RADAR BOGOR - Dinas Pekerjaan Umum (DPU) Kabupaten Bogor mengungkapkan penanganan Jembatan ambruk penghubung kampung di Desa Gobang, Kecamatan Rumpin belum masuk dalam perencanaan karena anggaran Belanja Tak Terduga (BTT) belum ditetapkan.
Sebagai informasi, Dinas Pemberdayaan Masyarakat dan Desa (DPMD) Kabupaten Bogor menyatakan untuk perbaikan jembatan ambruk akan diusulkan menggunakan BTT.
Kepala Bidang (Kabid) Pemeliharaan Jalan dan Jembatan DPU Kabupaten Bogor, Ujang Supardi mengatakan bahwa terkait perbaikan jembatan Gobang pihaknya belum mengusulkan perbaikan menggunakan BTT.
"Karena itu jalannya sempit gak bisa dipasang jembatan bailey juga, kedua stok di Kabupaten Bogor kosong, saya lagi ngusulin ke Kementrian cuma belum disurvei bisa dipasang bailey, kalau dipasang bailey itu lebar jalan harus 6 meter buat manuver alat," kata Ujang Minggu, 19 April 2026.

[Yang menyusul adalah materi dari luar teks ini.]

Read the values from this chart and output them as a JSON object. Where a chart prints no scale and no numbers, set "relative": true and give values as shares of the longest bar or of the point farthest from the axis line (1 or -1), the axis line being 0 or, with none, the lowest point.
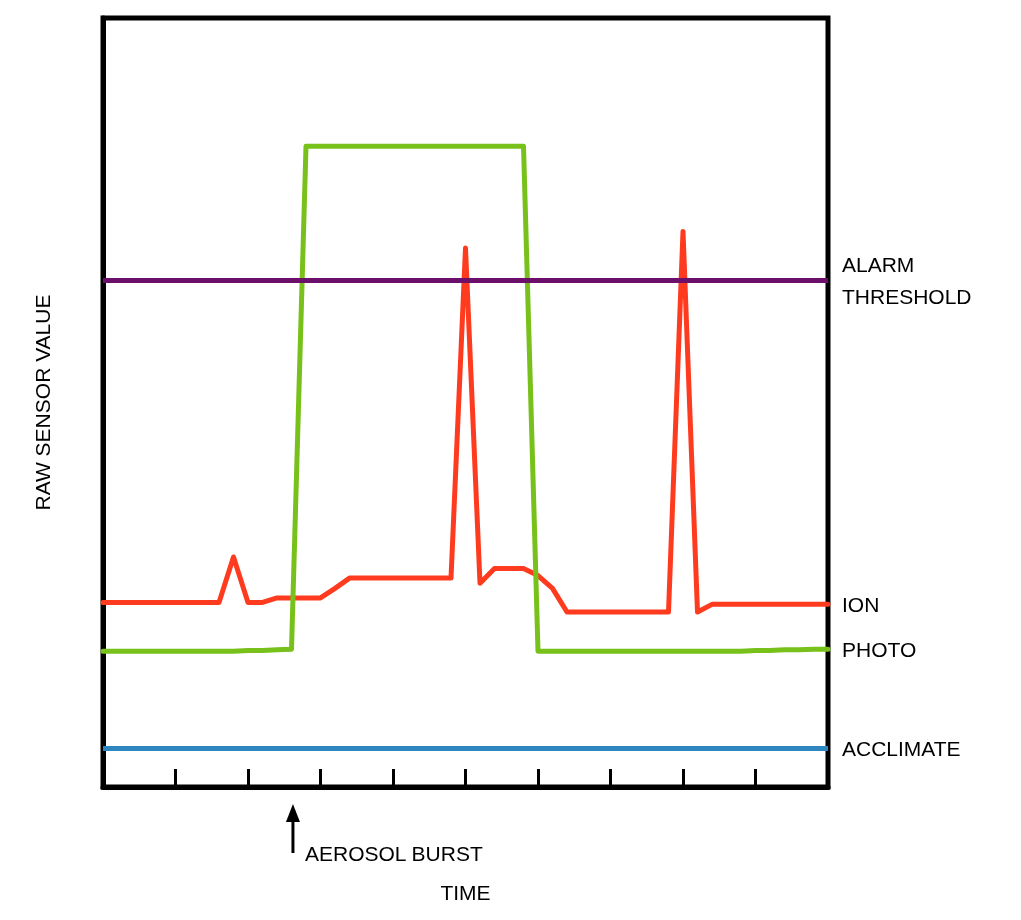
{
  "chart_data": {
    "type": "line",
    "relative": true,
    "xlabel": "TIME",
    "ylabel": "RAW SENSOR VALUE",
    "categories": [
      null,
      null,
      null,
      null,
      null,
      null,
      null,
      null,
      null,
      null,
      null,
      null,
      null,
      null,
      null,
      null,
      null,
      null,
      null,
      null,
      null,
      null,
      null,
      null,
      null,
      null,
      null,
      null,
      null,
      null,
      null,
      null,
      null,
      null,
      null,
      null,
      null,
      null,
      null,
      null,
      null,
      null,
      null,
      null,
      null,
      null,
      null,
      null,
      null,
      null,
      null
    ],
    "series": [
      {
        "name": "ION",
        "color": "#ff3b1f",
        "values": [
          0.288,
          0.288,
          0.288,
          0.288,
          0.288,
          0.288,
          0.288,
          0.288,
          0.288,
          0.359,
          0.288,
          0.288,
          0.295,
          0.295,
          0.295,
          0.295,
          0.31,
          0.326,
          0.326,
          0.326,
          0.326,
          0.326,
          0.326,
          0.326,
          0.326,
          0.841,
          0.318,
          0.341,
          0.341,
          0.341,
          0.33,
          0.31,
          0.273,
          0.273,
          0.273,
          0.273,
          0.273,
          0.273,
          0.273,
          0.273,
          0.867,
          0.273,
          0.285,
          0.285,
          0.285,
          0.285,
          0.285,
          0.285,
          0.285,
          0.285,
          0.285
        ]
      },
      {
        "name": "PHOTO",
        "color": "#77c11a",
        "values": [
          0.212,
          0.212,
          0.212,
          0.212,
          0.212,
          0.212,
          0.212,
          0.212,
          0.212,
          0.212,
          0.213,
          0.213,
          0.214,
          0.215,
          1,
          1,
          1,
          1,
          1,
          1,
          1,
          1,
          1,
          1,
          1,
          1,
          1,
          1,
          1,
          1,
          0.212,
          0.212,
          0.212,
          0.212,
          0.212,
          0.212,
          0.212,
          0.212,
          0.212,
          0.212,
          0.212,
          0.212,
          0.212,
          0.212,
          0.212,
          0.213,
          0.213,
          0.214,
          0.214,
          0.215,
          0.215
        ]
      }
    ],
    "ref_lines": [
      {
        "axis": "y",
        "value": 0.791,
        "label": "ALARM THRESHOLD",
        "color": "#6b0f6b"
      },
      {
        "axis": "y",
        "value": 0.058,
        "label": "ACCLIMATE",
        "color": "#2e86c1"
      }
    ],
    "annotations": [
      "AEROSOL BURST"
    ],
    "grid": false,
    "legend": false,
    "marker": "none",
    "line_style": "solid"
  }
}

Ujang menyebut meski perbaikan jembatan sedang diusulkan menggunakan BTT, tetapi penetapan BTT saat ini belum keluar.
"Penetapan yang pertama udah habis kemarin hari Jumat, jadi harus ada penetapan bencana lagi baru keluar BTT-nya," jelasnya.
Baca Juga: MinyaKita Langka di Pasar Kota Bogor, Pemkot Segera Operasi Pasar
Selain itu, Ujang juga menyoroti soal pembangunan Jembatan Gobang yang dibangun oleh pihak desa setempat.

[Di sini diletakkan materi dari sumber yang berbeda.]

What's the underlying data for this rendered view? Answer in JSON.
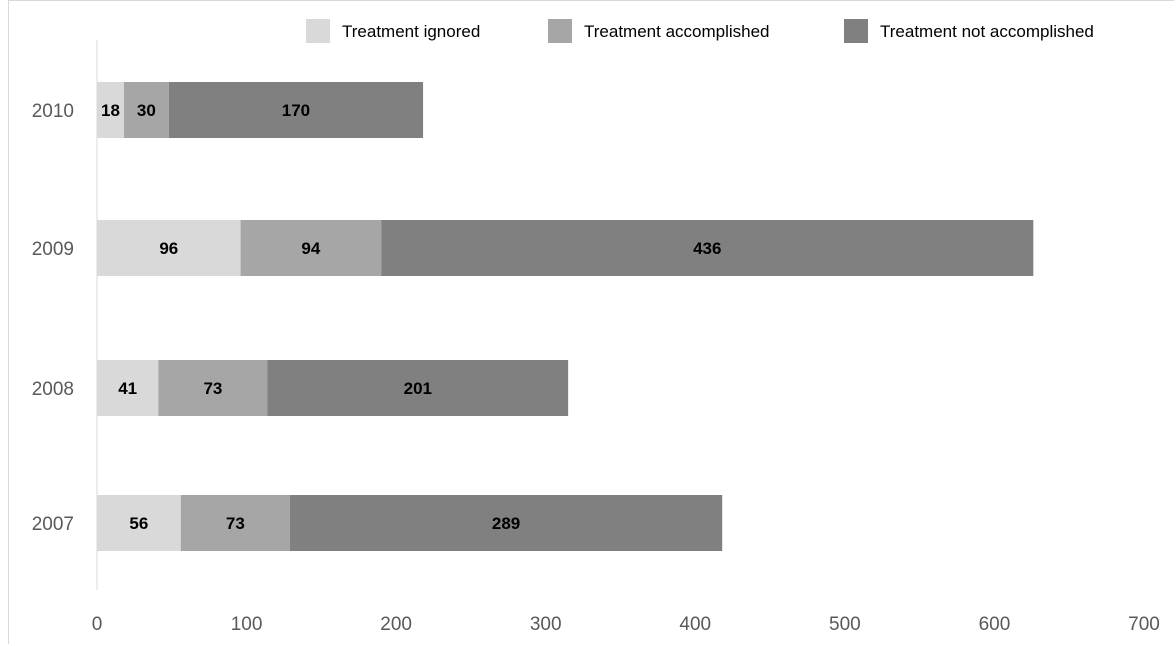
{
  "chart_data": {
    "type": "bar",
    "orientation": "horizontal",
    "stacked": true,
    "categories": [
      "2010",
      "2009",
      "2008",
      "2007"
    ],
    "series": [
      {
        "name": "Treatment ignored",
        "values": [
          18,
          96,
          41,
          56
        ],
        "color": "#d9d9d9"
      },
      {
        "name": "Treatment accomplished",
        "values": [
          30,
          94,
          73,
          73
        ],
        "color": "#a6a6a6"
      },
      {
        "name": "Treatment not accomplished",
        "values": [
          170,
          436,
          201,
          289
        ],
        "color": "#808080"
      }
    ],
    "xlim": [
      0,
      700
    ],
    "xticks": [
      "0",
      "100",
      "200",
      "300",
      "400",
      "500",
      "600",
      "700"
    ],
    "legend_position": "top",
    "grid": false,
    "data_labels": true
  }
}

Ujang memaparkan bahwa jembatan itu dibangun dengan besi Wide Flange (WF) atau H Beam. Besi WF untuk pembangunan jembatan biasanya hanya panjang 12 meter.
"Kalau melihat itu jembatan lebih dari 12 meter, dua kali lipat dari 12 meter, jadi ada dua sambungan yang patah," terangna.

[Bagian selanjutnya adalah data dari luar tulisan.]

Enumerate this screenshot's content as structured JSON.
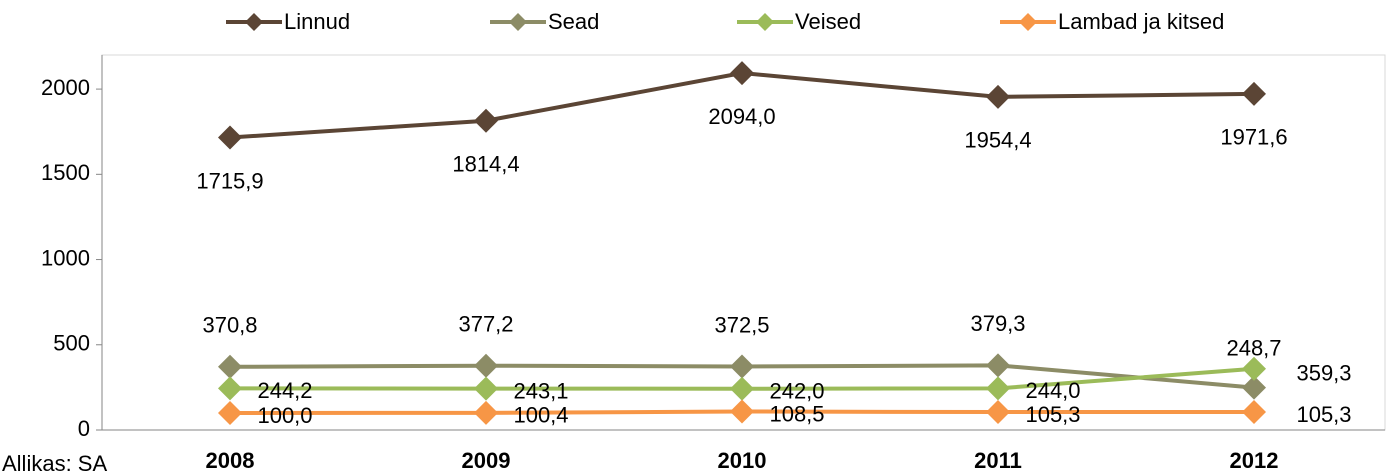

"Itu ada pilar, pilarnya roboh, sambungan nempel di pilar nah pilar sudah roboh, otomatis sambungan cuma dilas, nah sambungan yang patah karena secara teknis sudah sambungan, di atasnya beton ya berat kondisinya," sambungnya.
Sehingga, kata dia, melihat secara kontruksi jembatan tersebut kurang sesuai.
"Ya saya secara teknis gak begitu, tapi kan itu desa yang bangun jadi secara teknis mereka kurang safety-lah," jelasnya.
Oleh karena itu, terkait perbaikan jembatan tersebut, kata dia, menunggu arahan lanjutan yang ada.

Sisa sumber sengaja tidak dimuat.